Industria Kielce - mimo prowadzenia po pierwszej połowie - przegrała w Hali Legionów 27:33 z Fuechse Berlin. Kielczanie wciąż jednak wierzą w odrobienie strat w rewanżu i awans do ćwierćfinału Ligi Mistrzów piłkarzy ręcznych.
Piłkarze ręczni Industrii Kielce w pierwszym meczu 1/8 finału Ligi Mistrzów przegrali u siebie z Fuechse Berlin 27:33. Rewanż zaplanowano na 2 kwietnia w stolicy Niemiec. Chorwacki rozgrywający polskiej ekipy Igor Karacic wciąż wierzy, że nie wszystko jeszcze stracone.
Musimy teraz zebrać się w szatni i postanowić jak zagrać w Berlinie. Możemy tam wygrać, ale wszystko musi być poukładane. Będzie, co będzie
- powiedział Karacic przed kamerą Eurosportu.

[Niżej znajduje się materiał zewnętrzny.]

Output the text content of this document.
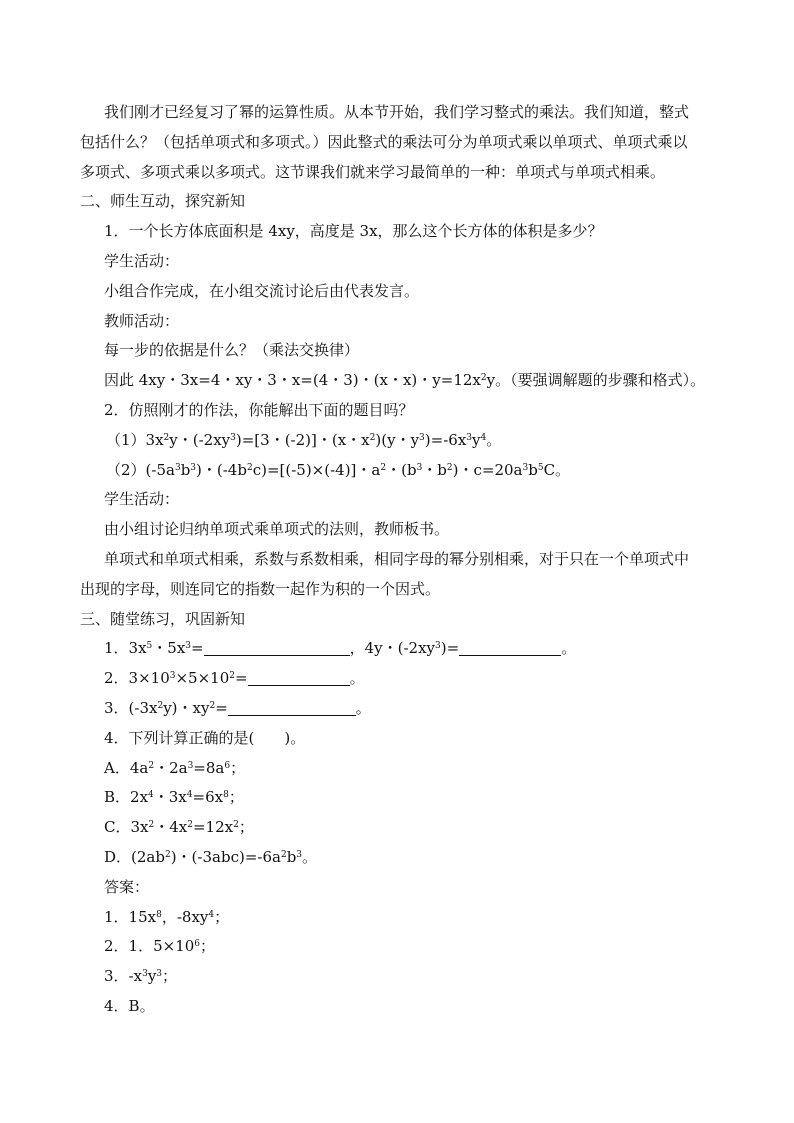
我们刚才已经复习了幂的运算性质。从本节开始，我们学习整式的乘法。我们知道，整式
包括什么？（包括单项式和多项式。）因此整式的乘法可分为单项式乘以单项式、单项式乘以
多项式、多项式乘以多项式。这节课我们就来学习最简单的一种：单项式与单项式相乘。
二、师生互动，探究新知
1．一个长方体底面积是 4xy，高度是 3x，那么这个长方体的体积是多少？
学生活动：
小组合作完成，在小组交流讨论后由代表发言。
教师活动：
每一步的依据是什么？（乘法交换律）
因此 4xy・3x=4・xy・3・x=(4・3)・(x・x)・$y=12x^2y$。（要强调解题的步骤和格式）。
2．仿照刚才的作法，你能解出下面的题目吗？
$(1)3x^2y$・$(-2xy^3)=[3$・(-2)]・(x・$x^2)(y$・$y^3)=-6x^3y^4$。
$(2)(-5a^3b^3)$・$(-4b^2c)=[(-5)\times(-4)]$・$a^2$・($b^3$・$b^2$)・$c=20a^3b^5C$。
学生活动：
由小组讨论归纳单项式乘单项式的法则，教师板书。
单项式和单项式相乘，系数与系数相乘，相同字母的幂分别相乘，对于只在一个单项式中
出现的字母，则连同它的指数一起作为积的一个因式。
三、随堂练习，巩固新知
1．$3x^5$・$5x^3=$	，4y・$(-2xy^3)=$	。
2．$3\times 10^3\times 5\times 10^2=$	。
3．$(-3x^2y)$・$xy^2=$	。
4．下列计算正确的是(　　)。
A．$4a^2$・$2a^3=8a^6$；
B．$2x^4$・$3x^4=6x^8$；
C．$3x^2$・$4x^2=12x^2$；
D．$(2ab^2)$・$(-3abc)=-6a^2b^3$。
答案：
1．$15x^8$，$-8xy^4$；
2．1．$5\times 10^6$；
3．$-x^3y^3$；
4．B。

Chorwat przypomniał, że w trakcie sezonu zespół musiał zmagać się z dużą liczbą kontuzji. Karacic, jako rekonwalescent, w środę zagrał tylko przez kilka minut.

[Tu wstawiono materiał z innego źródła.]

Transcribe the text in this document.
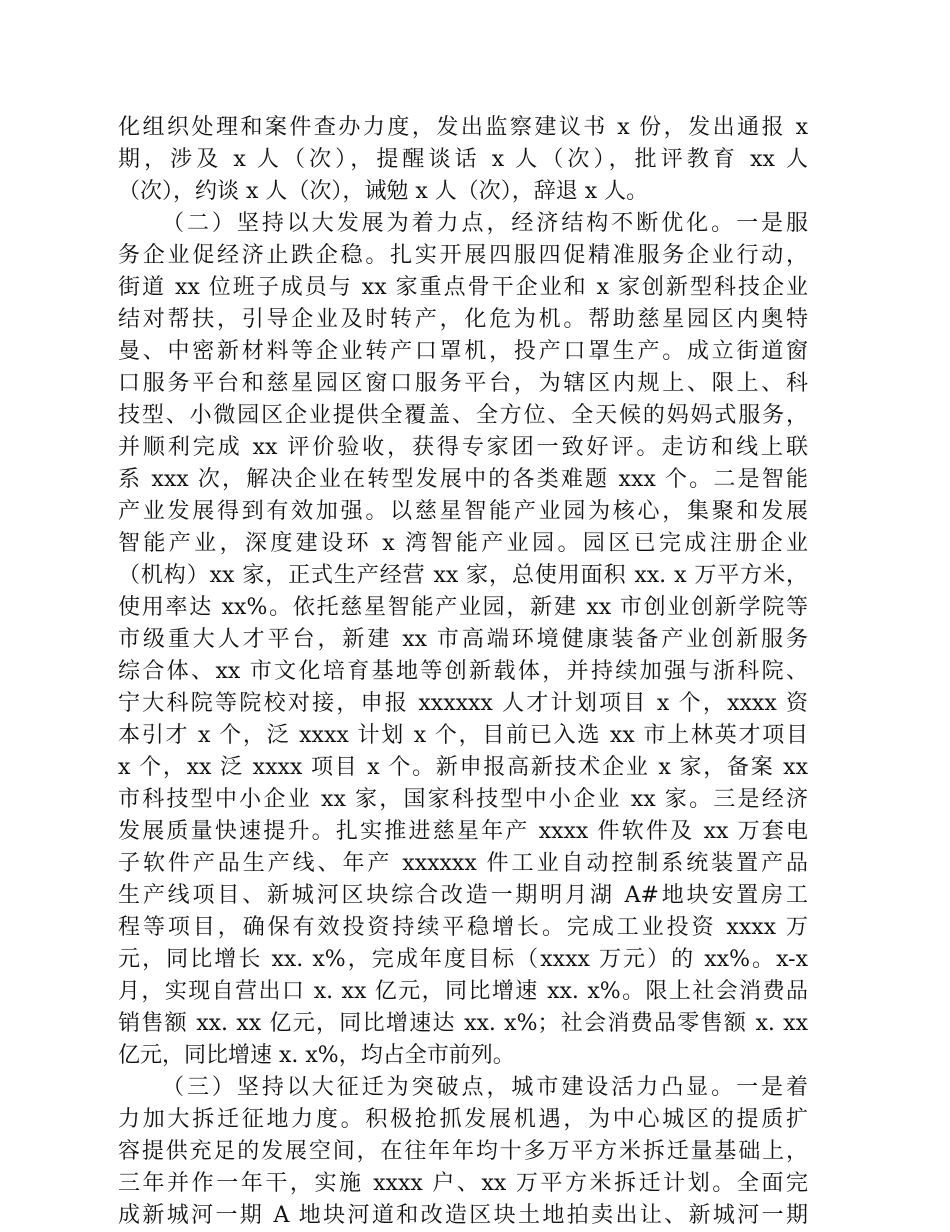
化组织处理和案件查办力度，发出监察建议书 x 份，发出通报 x
期，涉及 x 人（次），提醒谈话 x 人（次），批评教育 xx 人
（次），约谈 x 人（次），诫勉 x 人（次），辞退 x 人。
（二）坚持以大发展为着力点，经济结构不断优化。一是服
务企业促经济止跌企稳。扎实开展四服四促精准服务企业行动，
街道 xx 位班子成员与 xx 家重点骨干企业和 x 家创新型科技企业
结对帮扶，引导企业及时转产，化危为机。帮助慈星园区内奥特
曼、中密新材料等企业转产口罩机，投产口罩生产。成立街道窗
口服务平台和慈星园区窗口服务平台，为辖区内规上、限上、科
技型、小微园区企业提供全覆盖、全方位、全天候的妈妈式服务，
并顺利完成 xx 评价验收，获得专家团一致好评。走访和线上联
系 xxx 次，解决企业在转型发展中的各类难题 xxx 个。二是智能
产业发展得到有效加强。以慈星智能产业园为核心，集聚和发展
智能产业，深度建设环 x 湾智能产业园。园区已完成注册企业
（机构）xx 家，正式生产经营 xx 家，总使用面积 xx. x 万平方米，
使用率达 xx%。依托慈星智能产业园，新建 xx 市创业创新学院等
市级重大人才平台，新建 xx 市高端环境健康装备产业创新服务
综合体、xx 市文化培育基地等创新载体，并持续加强与浙科院、
宁大科院等院校对接，申报 xxxxxx 人才计划项目 x 个，xxxx 资
本引才 x 个，泛 xxxx 计划 x 个，目前已入选 xx 市上林英才项目
x 个，xx 泛 xxxx 项目 x 个。新申报高新技术企业 x 家，备案 xx
市科技型中小企业 xx 家，国家科技型中小企业 xx 家。三是经济
发展质量快速提升。扎实推进慈星年产 xxxx 件软件及 xx 万套电
子软件产品生产线、年产 xxxxxx 件工业自动控制系统装置产品
生产线项目、新城河区块综合改造一期明月湖 A#地块安置房工
程等项目，确保有效投资持续平稳增长。完成工业投资 xxxx 万
元，同比增长 xx. x%，完成年度目标（xxxx 万元）的 xx%。x-x
月，实现自营出口 x. xx 亿元，同比增速 xx. x%。限上社会消费品
销售额 xx. xx 亿元，同比增速达 xx. x%；社会消费品零售额 x. xx
亿元，同比增速 x. x%，均占全市前列。
（三）坚持以大征迁为突破点，城市建设活力凸显。一是着
力加大拆迁征地力度。积极抢抓发展机遇，为中心城区的提质扩
容提供充足的发展空间，在往年年均十多万平方米拆迁量基础上，
三年并作一年干，实施 xxxx 户、xx 万平方米拆迁计划。全面完
成新城河一期 A 地块河道和改造区块土地拍卖出让、新城河一期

Było mi ciężko, że nie mogłem dłużej pomóc drużynie. Przez półtora miesiąca nie trenowałem. Rywale po przerwie zagrali podobnie jak w pierwszej połowie. U nas w końcówce zabrakło udanych interwencji bramkarzy
- dodał tegoroczny wicemistrz świata.
Karacic po sześciu sezonach kończy przygodę z klubem z Kielc. Jego rodak Manuel Strlek po meczu był w zupełnie innym nastroju, choć w ogóle nie pojawił się na boisku. Lewoskrzydłowy w latach 2012-2018 reprezentował drużynę z Kielc. Od tego sezonu jest graczem Fuechse.

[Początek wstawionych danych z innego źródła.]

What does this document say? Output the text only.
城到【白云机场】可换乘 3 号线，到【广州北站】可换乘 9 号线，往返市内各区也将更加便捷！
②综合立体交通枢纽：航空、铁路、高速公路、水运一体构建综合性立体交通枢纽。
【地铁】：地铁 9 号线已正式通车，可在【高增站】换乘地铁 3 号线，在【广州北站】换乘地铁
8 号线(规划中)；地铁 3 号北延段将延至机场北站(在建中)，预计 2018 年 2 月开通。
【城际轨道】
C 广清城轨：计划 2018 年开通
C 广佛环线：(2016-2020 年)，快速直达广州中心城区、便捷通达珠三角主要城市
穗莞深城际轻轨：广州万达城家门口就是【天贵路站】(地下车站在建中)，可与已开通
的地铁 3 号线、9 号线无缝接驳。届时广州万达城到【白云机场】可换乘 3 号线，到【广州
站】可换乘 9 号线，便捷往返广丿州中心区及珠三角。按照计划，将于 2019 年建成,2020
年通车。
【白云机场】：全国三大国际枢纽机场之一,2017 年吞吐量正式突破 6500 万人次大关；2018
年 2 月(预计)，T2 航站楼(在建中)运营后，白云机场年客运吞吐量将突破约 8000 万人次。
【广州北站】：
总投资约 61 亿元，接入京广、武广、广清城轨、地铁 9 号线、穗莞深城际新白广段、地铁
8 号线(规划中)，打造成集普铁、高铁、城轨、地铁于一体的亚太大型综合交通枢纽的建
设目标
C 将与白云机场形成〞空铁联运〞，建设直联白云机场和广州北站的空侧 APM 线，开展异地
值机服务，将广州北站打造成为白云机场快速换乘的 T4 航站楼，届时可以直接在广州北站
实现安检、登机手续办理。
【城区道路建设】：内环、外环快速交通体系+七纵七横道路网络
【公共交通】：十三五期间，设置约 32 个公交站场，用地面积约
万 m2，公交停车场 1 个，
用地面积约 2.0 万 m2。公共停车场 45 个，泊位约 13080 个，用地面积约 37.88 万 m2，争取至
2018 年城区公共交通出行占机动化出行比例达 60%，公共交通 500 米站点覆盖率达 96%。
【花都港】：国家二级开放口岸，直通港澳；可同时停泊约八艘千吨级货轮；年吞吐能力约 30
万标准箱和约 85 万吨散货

"Wiem, że ciężko jest wygrać w Kielcach. Rewanż będzie zupełnie nowym meczem i musimy zachować koncentrację od pierwszej minuty. Mathias Gidsel naprawdę robi różnicę. W Berlinie mamy super zespół i walczymy o najwyższe cele. Prowadzimy w Bundeslidze, a w Lidze Mistrzów też wszystko jeszcze przed nami" - przyznał Strlek.